Thirty-one of the 33 patients opted to continue in an open-label extension study to continue ziritaxestat for the next 48 months, Dr. Khanna said.
VIB7734, a Monoclonal Antibody
A phase 1 study with the monoclonal antibody VIG7734, which selectively targets plasmacytoid dendritic cells (pDCs), led to reduced blood and skin pDCs and a subsequent reduction in type 1 interferon levels in blood and inflamed skin among subjects with lupus, reported Victoria Werth, MD, professor of dermatology at the Hospital of the University of Pennsylvania, Philadelphia.
The randomized, double-blind, placebo-controlled, multiple ascending dose trial enrolled adult subjects in three sequential cohorts and a placebo group.5 Cohort 1 (n=6) included patients with systemic lupus erythematosus (SLE) or Sjögren’s syndrome; cohorts 2 and 3 (n=16 overall) included subjects with SLE or cutaneous lupus erythematosus with a CLE Disease Area and Severity Index Activity score of 8 or greater. The placebo group included nine subjects.
Subjects received treatment or placebo subcutaneously every four weeks, as well as three doses as an add-on. Levels of pDC were quantified in the blood and skin, and a type 1 interferon signature was measured.
At week 1, a decrease in circulating pDCs was seen, which continued through the three months of treatment. The median change in interferon 1 signature at three months was –54% in the VIB7734 50 mg group, –83% in the 150 mg group and +8% in the placebo group. Safety was similar among the treatment and placebo groups, Dr. Werth said.

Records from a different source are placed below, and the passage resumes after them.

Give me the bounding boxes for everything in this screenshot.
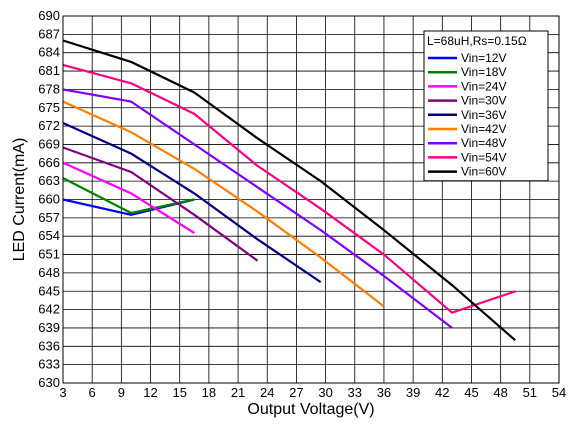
x-tick-labels: 3 6 9 12 15 18 21 24 27 30 33 36 39 42 45 48 51 54 [59, 385, 566, 400]
y-tick-label-3: 639 [38, 320, 60, 335]
x-tick-label-4: 15 [172, 385, 186, 400]
legend-entry-7: Vin=54V [461, 150, 507, 164]
y-tick-label-6: 648 [38, 265, 60, 280]
y-tick-label-17: 681 [38, 63, 60, 78]
x-tick-label-1: 6 [89, 385, 96, 400]
y-tick-label-11: 663 [38, 173, 60, 188]
x-tick-label-0: 3 [59, 385, 66, 400]
y-tick-label-12: 666 [38, 155, 60, 170]
legend-entry-3: Vin=30V [461, 94, 507, 108]
x-tick-label-10: 33 [348, 385, 362, 400]
legend: L=68uH,Rs=0.15Ω Vin=12VVin=18VVin=24VVin… [424, 31, 548, 181]
y-tick-label-16: 678 [38, 81, 60, 96]
y-tick-label-8: 654 [38, 228, 60, 243]
y-tick-label-19: 687 [38, 26, 60, 41]
legend-entry-4: Vin=36V [461, 108, 507, 122]
x-tick-label-8: 27 [289, 385, 303, 400]
legend-entry-8: Vin=60V [461, 165, 507, 179]
x-tick-label-14: 45 [464, 385, 478, 400]
x-axis-label: Output Voltage(V) [247, 401, 374, 418]
series-line-vin-24v [63, 163, 194, 233]
y-tick-label-15: 675 [38, 100, 60, 115]
legend-entry-0: Vin=12V [461, 51, 507, 65]
series-line-vin-42v [63, 102, 384, 307]
x-tick-label-2: 9 [118, 385, 125, 400]
y-tick-label-20: 690 [38, 8, 60, 23]
y-tick-label-0: 630 [38, 375, 60, 390]
y-tick-label-5: 645 [38, 283, 60, 298]
y-tick-labels: 630 633 636 639 642 645 648 651 654 657 660 663 666 6… [38, 8, 60, 390]
y-tick-label-13: 669 [38, 136, 60, 151]
x-tick-label-5: 18 [202, 385, 216, 400]
legend-entry-5: Vin=42V [461, 122, 507, 136]
x-tick-label-12: 39 [406, 385, 420, 400]
y-tick-label-2: 636 [38, 338, 60, 353]
legend-title: L=68uH,Rs=0.15Ω [427, 34, 527, 48]
x-tick-label-7: 24 [260, 385, 274, 400]
x-tick-label-6: 21 [231, 385, 245, 400]
x-tick-label-11: 36 [377, 385, 391, 400]
y-tick-label-9: 657 [38, 210, 60, 225]
x-tick-label-17: 54 [552, 385, 566, 400]
x-tick-label-16: 51 [523, 385, 537, 400]
y-tick-label-18: 684 [38, 45, 60, 60]
x-tick-label-13: 42 [435, 385, 449, 400]
legend-entry-6: Vin=48V [461, 136, 507, 150]
x-tick-label-9: 30 [318, 385, 332, 400]
legend-entry-2: Vin=24V [461, 79, 507, 93]
y-tick-label-14: 672 [38, 118, 60, 133]
y-tick-label-4: 642 [38, 302, 60, 317]
x-tick-label-3: 12 [143, 385, 157, 400]
y-tick-label-7: 651 [38, 247, 60, 262]
y-tick-label-10: 660 [38, 192, 60, 207]
y-tick-label-1: 633 [38, 357, 60, 372]
series-line-vin-18v [63, 178, 194, 213]
x-tick-label-15: 48 [493, 385, 507, 400]
y-axis-label: LED Current(mA) [11, 138, 28, 262]
series-line-vin-36v [63, 123, 321, 282]
legend-entry-1: Vin=18V [461, 65, 507, 79]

Tofacitinib for Ankylosing Spondylitis
A phase 3, randomized, double-blind, placebo-controlled study with tofacitinib in patients with active ankylosing spondylitis (AS) indicated a rapid clinical response, said Atul Deodhar, MD, professor of medicine in the Division of Arthritis and Rheumatic Diseases, Oregon Health and Science University, Portland.
The 269 patients who were included were all adults who met modified New York Criteria and who had an inadequate response or intolerance of two or more non-steroidal anti-inflammatory drugs.6 During the 16-week double-blind phase, researchers randomized patients 1:1 to receive tofacitinib 5 mg twice daily or placebo. After week 16, all patients received open-label tofacitinib through week 48. By week 16, a significantly greater percentage of treatment patients (56.4% versus 29.4% for placebo) were ASA20 responders.

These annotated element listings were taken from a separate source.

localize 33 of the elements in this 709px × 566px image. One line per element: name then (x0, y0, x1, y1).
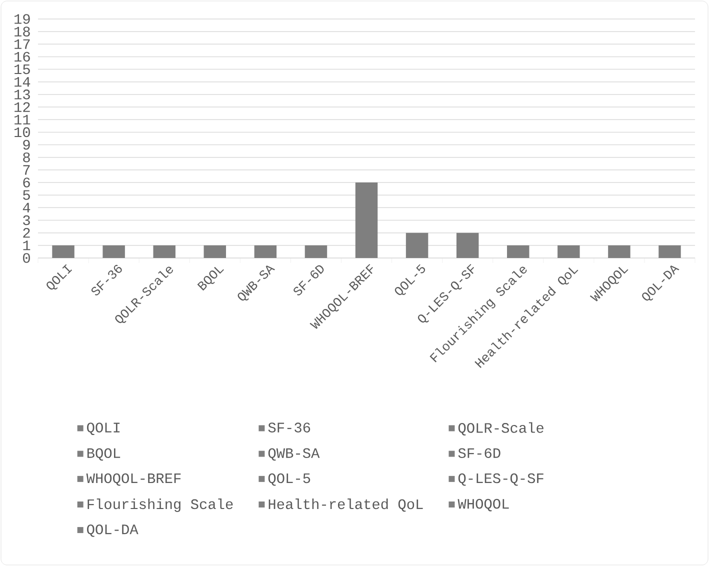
y-tick-label: 7 (23, 165, 30, 175)
y-tick-label: 9 (23, 140, 30, 150)
legend-label: WHOQOL-BREF (86, 473, 181, 486)
y-tick-label: 11 (14, 114, 30, 124)
legend-label: QOL-DA (87, 524, 138, 537)
y-tick-label: 17 (14, 39, 30, 49)
y-tick-label: 19 (14, 14, 30, 24)
y-tick-label: 14 (14, 77, 30, 87)
y-tick-label: 12 (14, 102, 30, 112)
legend-label: QOLI (87, 422, 120, 436)
legend-label: SF-6D (458, 448, 500, 458)
legend-label: BQOL (87, 448, 120, 461)
y-tick-label: 1 (23, 240, 30, 250)
y-tick-label: 8 (23, 152, 30, 162)
y-tick-label: 2 (23, 228, 30, 238)
y-tick-label: 13 (14, 90, 30, 100)
legend-label: Q-LES-Q-SF (458, 473, 544, 486)
legend-label: WHOQOL (458, 498, 509, 512)
legend-label: SF-36 (268, 422, 310, 432)
y-tick-label: 3 (23, 215, 30, 226)
legend-label: Flourishing Scale (88, 498, 233, 512)
legend-label: QOL-5 (268, 473, 310, 486)
y-tick-label: 10 (14, 127, 30, 138)
y-tick-label: 18 (14, 26, 30, 36)
legend-label: QOLR-Scale (458, 422, 544, 436)
legend-label: QWB-SA (268, 448, 320, 461)
y-tick-label: 0 (23, 253, 30, 263)
legend-label: Health-related QoL (268, 498, 423, 512)
y-tick-label: 6 (23, 178, 30, 188)
y-tick-label: 5 (23, 190, 30, 200)
y-tick-label: 15 (14, 64, 30, 74)
y-tick-label: 16 (14, 52, 30, 62)
y-tick-label: 4 (22, 202, 30, 212)
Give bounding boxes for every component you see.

The safety profile with tofacitinib was consistent with that found in rheumatoid arthritis and psoriatic arthritis, Dr. Deodhar said. No new safety risks were identified.
Vanessa Caceres is a medical writer in Bradenton, Florida.
References
- Stone J. Tocilizumab for COVID-19 infection: A randomized, double-blind, placebo-controlled trial [abstract L07]. Arthritis Rheumatol. 2020 Oct;72(suppl 10).

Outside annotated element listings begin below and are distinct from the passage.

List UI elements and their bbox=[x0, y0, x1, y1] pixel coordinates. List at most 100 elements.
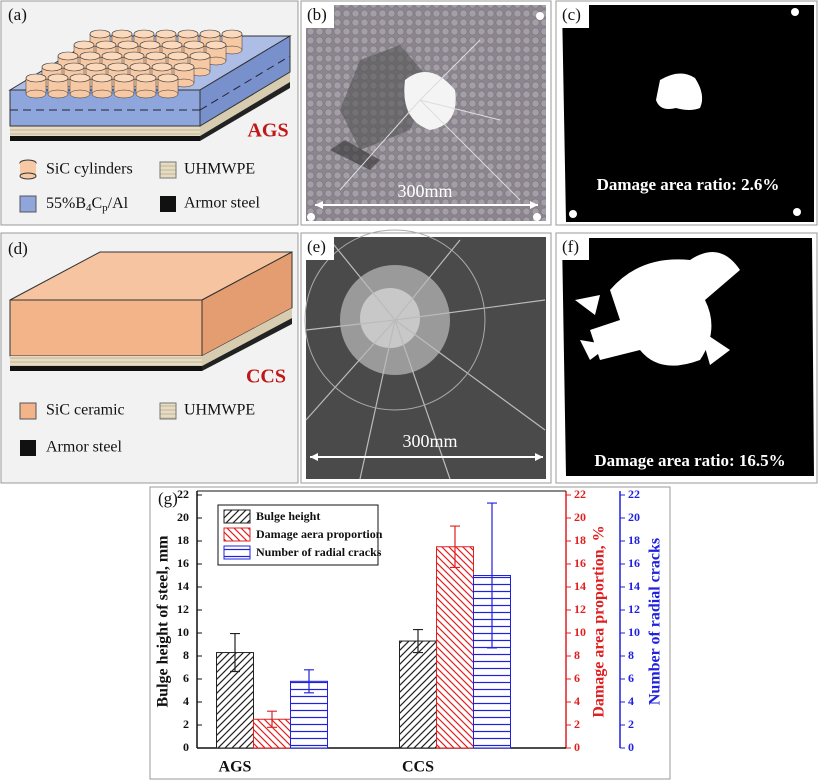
cylinder-top bbox=[161, 40, 183, 50]
legend-icon bbox=[160, 196, 176, 212]
error-bar bbox=[267, 710, 277, 728]
tick-label: 4 bbox=[628, 694, 634, 708]
steel-side bbox=[202, 318, 292, 371]
cylinder-base bbox=[157, 89, 179, 99]
steel-layer bbox=[10, 136, 200, 141]
error-bar bbox=[230, 632, 240, 673]
cylinder-top bbox=[145, 51, 167, 61]
x-tick-label: CCS bbox=[402, 759, 434, 776]
steel-side bbox=[200, 82, 290, 141]
tick-label: 22 bbox=[177, 487, 189, 501]
uhmwpe-side bbox=[200, 72, 290, 136]
matrix-side bbox=[199, 35, 291, 127]
tick-label: 2 bbox=[628, 717, 634, 731]
cylinder-top bbox=[91, 73, 113, 83]
legend-label: Damage aera proportion bbox=[256, 527, 383, 541]
cylinder-top bbox=[95, 40, 117, 50]
tick-label: 22 bbox=[628, 487, 640, 501]
legend-label: Armor steel bbox=[184, 195, 261, 212]
bolt bbox=[791, 8, 799, 16]
damage-area bbox=[656, 73, 703, 110]
subscript: p bbox=[102, 202, 108, 214]
tick-label: 8 bbox=[628, 648, 634, 662]
tick-label: 20 bbox=[628, 510, 640, 524]
tick-label: 16 bbox=[628, 556, 640, 570]
panel-label: (b) bbox=[307, 5, 327, 24]
panel-e: 300mm (e) bbox=[300, 229, 552, 484]
y3-axis-label: Number of radial cracks bbox=[647, 538, 664, 705]
tick-label: 18 bbox=[574, 533, 586, 547]
cylinder-top bbox=[221, 29, 243, 39]
ceramic-front bbox=[9, 299, 203, 357]
bolt bbox=[793, 208, 801, 216]
cylinder-top bbox=[135, 73, 157, 83]
tick-label: 20 bbox=[177, 510, 189, 524]
tick-label: 16 bbox=[177, 556, 189, 570]
cylinder-top bbox=[189, 51, 211, 61]
legend-label: Number of radial cracks bbox=[256, 545, 382, 559]
impact bbox=[404, 72, 456, 130]
damage-area bbox=[575, 295, 730, 365]
legend-label: SiC cylinders bbox=[46, 161, 133, 178]
legend-label: Armor steel bbox=[46, 439, 123, 456]
tick-label: 8 bbox=[574, 648, 580, 662]
cylinder-top bbox=[155, 29, 177, 39]
uhmwpe-layer bbox=[10, 356, 202, 366]
cylinder-top bbox=[167, 51, 189, 61]
legend-label: SiC ceramic bbox=[46, 402, 125, 419]
cylinder-base bbox=[135, 89, 157, 99]
panel-tag: AGS bbox=[247, 120, 288, 142]
tick-label: 14 bbox=[574, 579, 586, 593]
bolt bbox=[307, 213, 315, 221]
cylinder-top bbox=[25, 73, 47, 83]
cylinder-top bbox=[177, 29, 199, 39]
cylinder-top bbox=[183, 40, 205, 50]
cylinder-top bbox=[113, 73, 135, 83]
damage bbox=[330, 140, 380, 170]
tick-label: 12 bbox=[574, 602, 586, 616]
label-bg bbox=[559, 4, 589, 28]
error-bar bbox=[487, 502, 497, 649]
impact bbox=[360, 288, 420, 348]
panel-label: (c) bbox=[562, 5, 581, 24]
cylinder-top bbox=[173, 62, 195, 72]
tick-label: 14 bbox=[177, 579, 189, 593]
tick-label: 18 bbox=[177, 533, 189, 547]
panel-d: (d) CCS SiC ceramic UHMWPE Armor steel bbox=[0, 232, 299, 484]
tick-label: 2 bbox=[574, 717, 580, 731]
legend-label: UHMWPE bbox=[184, 402, 255, 419]
cylinder-top bbox=[41, 62, 63, 72]
cylinder-top bbox=[89, 29, 111, 39]
steel-layer bbox=[10, 366, 202, 371]
tick-label: 18 bbox=[628, 533, 640, 547]
legend-label: UHMWPE bbox=[184, 161, 255, 178]
panel-tag: CCS bbox=[246, 366, 286, 388]
tick-label: 2 bbox=[183, 717, 189, 731]
cylinder-top bbox=[101, 51, 123, 61]
bolt bbox=[533, 213, 541, 221]
bar bbox=[399, 640, 437, 749]
legend-label: 55%B4Cp/Al bbox=[46, 195, 129, 214]
uhmwpe-side bbox=[202, 308, 292, 366]
cylinder-top bbox=[73, 40, 95, 50]
tick-label: 8 bbox=[183, 648, 189, 662]
cylinder-top bbox=[123, 51, 145, 61]
label-bg bbox=[304, 236, 334, 260]
chart: 0246810121416182022024681012141618202202… bbox=[155, 487, 664, 776]
tick-label: 0 bbox=[574, 740, 580, 754]
y2-axis-label: Damage area proportion, % bbox=[591, 525, 608, 717]
tick-label: 20 bbox=[574, 510, 586, 524]
cylinder-top bbox=[117, 40, 139, 50]
damage bbox=[340, 45, 430, 150]
legend-icon bbox=[159, 402, 177, 420]
text-part: C bbox=[92, 195, 103, 212]
crack bbox=[339, 39, 521, 201]
legend-icon bbox=[19, 402, 37, 420]
legend-label: Bulge height bbox=[256, 509, 320, 523]
error-bar bbox=[413, 628, 423, 654]
panel-label: (g) bbox=[158, 489, 178, 508]
legend-icon bbox=[19, 172, 37, 180]
cylinder-top bbox=[69, 73, 91, 83]
tick-label: 12 bbox=[177, 602, 189, 616]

- Stone JH, Frigault MJ, Serling-Boyd NJ, et al. Efficacy of tocilizumab in patients hospitalized with COVID-19. N Engl J Med. 2020 Dec 10;383(24):2333–2344. Epub 2020 Oct 21.
- Cid M, Unizony S, Pupim L, et al. Mavrilimumab (anti GM-CSF receptor α monoclonal antibody) reduces time to flare and increases sustained remission in a phase 2 trial of patients with giant cell arteritis [abstract L06]. Arthritis Rheumatol. 2020 Oct;72(suppl 10).
- Khanna D, Denton C, Furst D, et al. A phase 2a randomized, double-blind, placebo-controlled study of ziritaxestat in early diffuse cutaneous systemic sclerosis (NOVESA) [abstract L09]. Arthritis Rheumatol. 2020 Oct;72(suppl 10).
- Werth V, Karnell J, Rees W, et al. Targeting plasmacytoid dendritic cells improves cutaneous lupus erythematosus skin lesions and reduces type I interferon levels: Results of a phase 1 study of VIB7734 [abstract L10]. Arthritis Rheumatol. 2020 Oct;72(suppl 10).
- Deodhar A, Sliwinska-Stanczyk P, Xu H, et al. Tofacitinib for the treatment of adult patients with ankylosing spondylitis: Primary analysis of a phase 3, randomized, double-blind, placebo-controlled study [abstract L11]. Arthritis Rheumatol. 2020 Oct;72(suppl 10).